— Ну, чего там у тебя? — не сближаясь, выпалил он.
— Да ничего, Серег, — уставшим голосом объявил я, — Я возвращаюсь…
Старик просиял.
— Я знал, я знал, что ты вернешься! — затараторил он, попытавшись сходу перейти к крепкому мужскому объятию.
— Да не в этом дело, — сказал я, — Просто оказывается, что в мире есть места еще и похуже нашего!!!
И я вернулся.
Возвращался я медленно. Так оголодавших сперва отпаивают теплым бульоном, дабы не вызвать ненароком заворот кишок. Или обмороженных сначала лишь тихонечко растирают спиртом. Под чутким наблюдением Курбского мы принялись за «месячных». В хорошем смысле слова: то есть за тех, кто когда-то, будучи не в силах сразу от нас отвязаться, попросил перезвонить им через месяц. И теперь их час как раз пробил. Вскорости, кстати, следовало ожидать появления «квартальных» и «полугодовых». Затем, как водится, перешли к «наработкам» Курбского, которые он, сохраняя веру в Лучшее, заботливо все эти дни делал для меня, и так далее. И к концу первого часа в одном месте у меня даже согласились вновь «принять факс»…
Удивительно, но терапия доктора Курбского в сочетании с привычной обстановкой комнаты 1505 дала свои плоды незамедлительно. Когда глубоким вечером я появился дома, мама спросила:
— Ну, как ты съездил на Радио? Получилось что-нибудь? Я лишь махнул рукой.
— А между тем, тебе тут звонили…
— Кто? — спросил я.
— Не знаю, какой-то мужчина. Просил перезвонить. И сказал, что по поводу рекламы…
94-12
О! Мне звонили! Вмиг всё во мне затрепетало. «По поводу рекламы…»
— Да, по поводу рекламы, — повторила мама и, еще немного покрутив обрывок газеты со своими записями, добавила, — Вот номер. А, вот и он. Мужчину звали Роберт Аронович…

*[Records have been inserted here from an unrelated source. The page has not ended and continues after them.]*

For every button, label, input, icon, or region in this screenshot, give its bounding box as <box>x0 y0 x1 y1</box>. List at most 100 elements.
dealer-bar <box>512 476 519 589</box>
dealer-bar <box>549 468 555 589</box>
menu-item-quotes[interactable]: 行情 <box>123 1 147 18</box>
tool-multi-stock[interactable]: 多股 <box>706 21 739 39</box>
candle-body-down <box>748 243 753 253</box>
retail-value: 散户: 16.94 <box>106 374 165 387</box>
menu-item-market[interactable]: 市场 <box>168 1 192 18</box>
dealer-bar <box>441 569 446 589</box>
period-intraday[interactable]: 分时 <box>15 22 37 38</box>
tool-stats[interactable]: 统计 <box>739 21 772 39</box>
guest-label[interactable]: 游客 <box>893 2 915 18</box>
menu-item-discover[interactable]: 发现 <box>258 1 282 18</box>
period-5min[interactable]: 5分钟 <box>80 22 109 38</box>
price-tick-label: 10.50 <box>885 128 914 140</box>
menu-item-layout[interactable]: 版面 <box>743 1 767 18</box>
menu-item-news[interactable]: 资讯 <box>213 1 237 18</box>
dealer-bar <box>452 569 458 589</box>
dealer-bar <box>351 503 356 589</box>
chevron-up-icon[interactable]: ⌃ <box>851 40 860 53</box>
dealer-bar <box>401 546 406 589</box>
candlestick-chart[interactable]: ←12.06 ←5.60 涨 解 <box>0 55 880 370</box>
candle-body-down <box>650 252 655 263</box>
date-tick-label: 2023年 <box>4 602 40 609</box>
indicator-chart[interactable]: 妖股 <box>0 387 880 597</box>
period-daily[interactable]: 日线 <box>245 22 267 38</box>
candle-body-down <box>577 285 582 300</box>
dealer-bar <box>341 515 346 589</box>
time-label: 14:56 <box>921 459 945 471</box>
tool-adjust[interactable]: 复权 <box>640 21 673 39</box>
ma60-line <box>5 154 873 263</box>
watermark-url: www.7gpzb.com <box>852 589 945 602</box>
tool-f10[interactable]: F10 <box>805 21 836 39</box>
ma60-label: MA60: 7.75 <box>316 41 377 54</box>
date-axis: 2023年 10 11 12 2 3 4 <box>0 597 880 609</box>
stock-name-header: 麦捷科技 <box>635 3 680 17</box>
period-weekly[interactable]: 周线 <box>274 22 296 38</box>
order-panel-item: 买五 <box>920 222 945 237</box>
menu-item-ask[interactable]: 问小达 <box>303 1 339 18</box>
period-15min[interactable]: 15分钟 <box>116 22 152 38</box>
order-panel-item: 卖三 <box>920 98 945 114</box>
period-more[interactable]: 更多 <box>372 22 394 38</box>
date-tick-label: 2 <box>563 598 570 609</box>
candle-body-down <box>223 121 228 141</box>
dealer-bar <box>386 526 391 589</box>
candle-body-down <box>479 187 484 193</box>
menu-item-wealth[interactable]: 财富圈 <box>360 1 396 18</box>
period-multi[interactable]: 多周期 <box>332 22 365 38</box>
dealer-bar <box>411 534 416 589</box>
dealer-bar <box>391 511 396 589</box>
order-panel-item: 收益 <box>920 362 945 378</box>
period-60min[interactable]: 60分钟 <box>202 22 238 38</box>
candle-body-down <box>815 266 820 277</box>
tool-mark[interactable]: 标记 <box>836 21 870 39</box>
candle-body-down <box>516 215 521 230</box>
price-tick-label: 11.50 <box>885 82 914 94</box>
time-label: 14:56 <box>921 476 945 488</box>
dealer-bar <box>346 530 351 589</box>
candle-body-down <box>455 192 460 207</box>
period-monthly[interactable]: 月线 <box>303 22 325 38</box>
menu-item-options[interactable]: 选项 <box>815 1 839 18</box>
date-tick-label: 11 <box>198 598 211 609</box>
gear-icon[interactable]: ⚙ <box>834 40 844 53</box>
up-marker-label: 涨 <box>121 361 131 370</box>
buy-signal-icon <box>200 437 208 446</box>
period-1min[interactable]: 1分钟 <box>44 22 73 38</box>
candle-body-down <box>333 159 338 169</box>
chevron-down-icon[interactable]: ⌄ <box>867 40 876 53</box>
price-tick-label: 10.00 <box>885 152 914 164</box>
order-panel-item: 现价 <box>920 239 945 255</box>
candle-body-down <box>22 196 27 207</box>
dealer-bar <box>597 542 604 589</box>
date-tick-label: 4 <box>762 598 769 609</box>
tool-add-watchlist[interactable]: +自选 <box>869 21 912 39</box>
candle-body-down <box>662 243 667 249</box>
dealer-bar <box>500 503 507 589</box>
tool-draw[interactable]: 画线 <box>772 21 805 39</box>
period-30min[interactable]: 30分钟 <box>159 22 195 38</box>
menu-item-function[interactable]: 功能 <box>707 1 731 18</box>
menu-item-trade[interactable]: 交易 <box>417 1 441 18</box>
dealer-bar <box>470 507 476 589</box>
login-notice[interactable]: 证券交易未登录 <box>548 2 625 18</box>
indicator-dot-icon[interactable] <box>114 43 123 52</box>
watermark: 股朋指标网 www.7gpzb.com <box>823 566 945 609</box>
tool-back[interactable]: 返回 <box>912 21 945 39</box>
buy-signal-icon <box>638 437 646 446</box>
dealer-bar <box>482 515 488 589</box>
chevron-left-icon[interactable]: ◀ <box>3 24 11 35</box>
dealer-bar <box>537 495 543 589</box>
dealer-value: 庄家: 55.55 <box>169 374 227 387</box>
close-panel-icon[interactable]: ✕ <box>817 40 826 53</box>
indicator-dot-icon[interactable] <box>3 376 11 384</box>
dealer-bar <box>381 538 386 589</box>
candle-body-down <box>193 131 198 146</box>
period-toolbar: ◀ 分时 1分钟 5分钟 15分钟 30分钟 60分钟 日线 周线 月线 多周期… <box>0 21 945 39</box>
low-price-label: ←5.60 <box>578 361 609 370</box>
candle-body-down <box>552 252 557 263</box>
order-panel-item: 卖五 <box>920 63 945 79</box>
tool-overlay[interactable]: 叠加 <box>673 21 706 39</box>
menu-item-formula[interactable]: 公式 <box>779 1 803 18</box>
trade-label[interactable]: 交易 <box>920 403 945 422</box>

И, положа руку на сердце — автору было от чего затрепетать. Внимание человека по имени «Роберт Аронович» и само по себе чрезвычайно лестно — а уж «по поводу рекламы»… Надо заметить, что по данному поводу нам не звонил никто и никогда. Да, отксеренные мною в подвале сверхсекретного предприятия прайс-листы, как вы помните, были снабжены нашими телефонами: моим домашним и общажным Старины соответственно (причем старику так понравилось плотно вошедшее в наш лексикон слово «ресепшн», что он порвался было подписать его ко входящему номеру старушки-вахтерши на первом этаже, и нам с Митричем стоило немалых усилий убедить его ограничиться лаконичным «добавочный»). С другой стороны, оригинальный «прайс» содержал на себе, естественно, и четыре телефона истинного отдела рекламы, те самые, по которым мы в случае нужды разыскивали Оборотняна — и именно в них Старина первоначально видел корень всех бед и место, куда безвозвратно уходят все «наши» звонки. Наивный, однажды он даже поделился своими опасениями с Мастером, на что тот, искренне расхохотавшись, заверил, что, буде такое чудо и случится, мы узнаем об этом первыми. С того дня эти номера мы, зная о верности Наставника принятым на себя обязательствам, старательно замазывали. Сперва аккуратно, пытаясь придать зачеркульке вид изящного дизайнерского решения — а затем и практически без стеснения.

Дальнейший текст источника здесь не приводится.